En 1985, por decisión voluntaria, la cual aceptó el Comité Central del PCV, dejó la secretaría general, y en su lugar es escogido Alonso Ojeda Olaechea. En ese momento es electo presidente del PCV, cargo que estaba vacante desde 1983 cuando murió Gustavo Machado.[1]

En 1990, renuncia de forma voluntaria a la presidencia del PCV y es electo en su lugar, por el comité central del PCV Héctor Mujica como presidente del partido.[1]
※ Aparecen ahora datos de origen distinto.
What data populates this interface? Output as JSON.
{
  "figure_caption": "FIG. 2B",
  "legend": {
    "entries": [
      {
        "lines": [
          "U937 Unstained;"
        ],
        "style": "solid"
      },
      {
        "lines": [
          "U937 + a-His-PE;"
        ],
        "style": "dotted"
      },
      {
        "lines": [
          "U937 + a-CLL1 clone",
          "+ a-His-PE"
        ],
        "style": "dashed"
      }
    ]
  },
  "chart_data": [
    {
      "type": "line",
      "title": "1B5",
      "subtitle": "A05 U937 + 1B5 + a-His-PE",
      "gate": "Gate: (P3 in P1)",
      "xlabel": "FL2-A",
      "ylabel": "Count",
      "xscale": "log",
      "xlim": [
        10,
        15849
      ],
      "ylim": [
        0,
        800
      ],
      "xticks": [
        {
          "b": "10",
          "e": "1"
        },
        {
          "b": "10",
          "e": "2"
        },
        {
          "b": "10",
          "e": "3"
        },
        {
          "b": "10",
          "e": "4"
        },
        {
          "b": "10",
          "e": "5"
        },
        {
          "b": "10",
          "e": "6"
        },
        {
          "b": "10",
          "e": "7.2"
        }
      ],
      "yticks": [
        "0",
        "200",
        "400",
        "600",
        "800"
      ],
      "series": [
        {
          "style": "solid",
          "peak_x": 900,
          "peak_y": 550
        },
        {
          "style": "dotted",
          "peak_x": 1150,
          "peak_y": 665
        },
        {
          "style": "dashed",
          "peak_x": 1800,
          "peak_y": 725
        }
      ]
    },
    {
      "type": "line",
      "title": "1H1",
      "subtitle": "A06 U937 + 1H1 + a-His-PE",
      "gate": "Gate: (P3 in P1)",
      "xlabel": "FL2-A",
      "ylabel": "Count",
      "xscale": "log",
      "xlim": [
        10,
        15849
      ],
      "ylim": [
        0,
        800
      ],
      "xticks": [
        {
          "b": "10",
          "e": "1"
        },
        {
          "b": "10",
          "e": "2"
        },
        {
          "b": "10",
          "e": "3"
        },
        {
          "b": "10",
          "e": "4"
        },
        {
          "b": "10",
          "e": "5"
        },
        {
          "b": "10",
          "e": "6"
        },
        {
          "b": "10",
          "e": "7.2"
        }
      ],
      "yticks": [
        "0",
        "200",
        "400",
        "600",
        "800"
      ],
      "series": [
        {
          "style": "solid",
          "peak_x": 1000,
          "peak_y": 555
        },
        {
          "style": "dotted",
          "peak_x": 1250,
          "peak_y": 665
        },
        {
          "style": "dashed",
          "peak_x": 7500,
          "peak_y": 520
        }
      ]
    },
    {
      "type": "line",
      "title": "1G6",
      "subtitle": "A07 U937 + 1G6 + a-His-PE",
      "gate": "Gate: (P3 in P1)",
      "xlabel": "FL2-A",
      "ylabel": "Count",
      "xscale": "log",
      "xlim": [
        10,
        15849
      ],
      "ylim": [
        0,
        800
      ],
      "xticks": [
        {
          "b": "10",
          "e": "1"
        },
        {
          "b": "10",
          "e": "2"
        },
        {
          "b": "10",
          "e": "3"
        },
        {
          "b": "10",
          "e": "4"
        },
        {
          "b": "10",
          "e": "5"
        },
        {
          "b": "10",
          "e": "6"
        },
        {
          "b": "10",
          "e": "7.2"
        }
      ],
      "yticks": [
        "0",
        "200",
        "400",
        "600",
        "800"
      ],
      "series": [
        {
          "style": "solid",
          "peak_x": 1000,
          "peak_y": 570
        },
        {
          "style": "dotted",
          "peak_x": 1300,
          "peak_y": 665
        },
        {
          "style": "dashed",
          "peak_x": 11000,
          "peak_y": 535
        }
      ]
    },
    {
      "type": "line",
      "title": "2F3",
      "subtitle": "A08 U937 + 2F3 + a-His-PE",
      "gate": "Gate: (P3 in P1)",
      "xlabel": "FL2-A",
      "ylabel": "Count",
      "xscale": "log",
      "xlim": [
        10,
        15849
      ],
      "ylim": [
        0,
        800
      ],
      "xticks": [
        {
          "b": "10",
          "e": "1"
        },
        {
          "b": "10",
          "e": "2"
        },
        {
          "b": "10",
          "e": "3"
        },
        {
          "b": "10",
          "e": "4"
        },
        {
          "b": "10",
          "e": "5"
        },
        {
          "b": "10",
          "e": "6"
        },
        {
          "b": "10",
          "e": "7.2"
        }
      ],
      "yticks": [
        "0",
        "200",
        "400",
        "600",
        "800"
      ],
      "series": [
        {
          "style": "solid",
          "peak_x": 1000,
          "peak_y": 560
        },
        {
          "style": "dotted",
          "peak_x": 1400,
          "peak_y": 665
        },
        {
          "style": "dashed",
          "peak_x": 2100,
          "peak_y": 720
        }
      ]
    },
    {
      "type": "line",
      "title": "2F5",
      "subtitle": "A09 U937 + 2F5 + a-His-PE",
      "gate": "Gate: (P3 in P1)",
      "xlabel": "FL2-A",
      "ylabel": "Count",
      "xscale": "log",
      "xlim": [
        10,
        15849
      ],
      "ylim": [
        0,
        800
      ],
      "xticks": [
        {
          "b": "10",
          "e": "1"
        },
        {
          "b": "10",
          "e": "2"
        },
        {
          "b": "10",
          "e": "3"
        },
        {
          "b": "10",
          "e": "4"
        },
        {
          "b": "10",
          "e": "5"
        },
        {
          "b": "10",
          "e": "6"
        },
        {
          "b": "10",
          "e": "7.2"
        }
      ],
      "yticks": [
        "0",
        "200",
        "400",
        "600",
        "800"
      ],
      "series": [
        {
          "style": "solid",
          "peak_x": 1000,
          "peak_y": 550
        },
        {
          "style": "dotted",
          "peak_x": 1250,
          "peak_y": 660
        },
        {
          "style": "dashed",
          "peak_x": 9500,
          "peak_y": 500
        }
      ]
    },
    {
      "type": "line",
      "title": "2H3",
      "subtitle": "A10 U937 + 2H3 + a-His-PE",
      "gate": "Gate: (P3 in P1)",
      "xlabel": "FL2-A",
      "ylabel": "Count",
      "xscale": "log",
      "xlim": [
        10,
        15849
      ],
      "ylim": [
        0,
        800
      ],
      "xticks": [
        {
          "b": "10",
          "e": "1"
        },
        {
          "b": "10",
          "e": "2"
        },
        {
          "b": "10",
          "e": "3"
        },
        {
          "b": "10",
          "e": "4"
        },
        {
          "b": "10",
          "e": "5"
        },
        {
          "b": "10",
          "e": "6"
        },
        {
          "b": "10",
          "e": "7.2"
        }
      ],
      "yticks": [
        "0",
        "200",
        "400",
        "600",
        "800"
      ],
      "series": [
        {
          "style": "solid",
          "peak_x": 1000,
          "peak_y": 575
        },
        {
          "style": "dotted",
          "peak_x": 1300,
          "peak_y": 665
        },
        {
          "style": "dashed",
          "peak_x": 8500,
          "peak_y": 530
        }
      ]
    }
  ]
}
Jesús Faría murió el 24 de enero de 1995 a los 84 años, en la ciudad de Caracas. Cabe destacar que durante gran parte de su vida, Jesús Faría fue atacado por burócratas y burgueses, por el hecho de ser analfabeta, poco letrado o “poco culto”, cosa que nunca le causó efecto ni le ofendió, ya que nunca renegó de sus orígenes, por el contrario comprendió que la vida es un proceso de aprendizaje constante. Aquel muchacho campesino que vivió en condiciones de miseria y al borde de la esclavitud, para el momento de su muerte leía y escribía en español, inglés, ruso, francés, e italiano, además sabía algo de húngaro, visitó muchos países de América y Europa, fue un gran jugador de ajedrez y conoció a profundidad las obras de Marx y Engels, de Lenin, y los clásicos de la literatura universal. A través de la lectura también se especializó en la historia de América Latina.[1]

El 26 de junio de 2015, al cumplirse el centenario de su nacimiento, fue bautizada su autobiografía, la cual fue escrita por él a principio de los años 90, poco antes de morir, el libro lleva por nombre, “Mi línea no cambia, es hasta la muerte”, el cual fue publicado en 2010 y reeditado en 2014 por la editorial Willian Lara, de la Asamblea Nacional venezolana, impulsado por el entonces Procurador General de la República bolivariana de Venezuela, Clodosbaldo Russián. El libro lleva ese nombre porque eso respondió Faría a la interrogante de un reportero del diario venezolano El Nacional sobre sus planes para el futuro, eso sucedió instantes antes de abordar el avión que lo llevaría al exilio, el 18 de marzo de 1966.[5]

El 5 de marzo de 2012, fue revelado un busto de Jesús Faría en la Parroquia El Valle, de la ciudad de Caracas exactamente en la calle Cajigal.[6]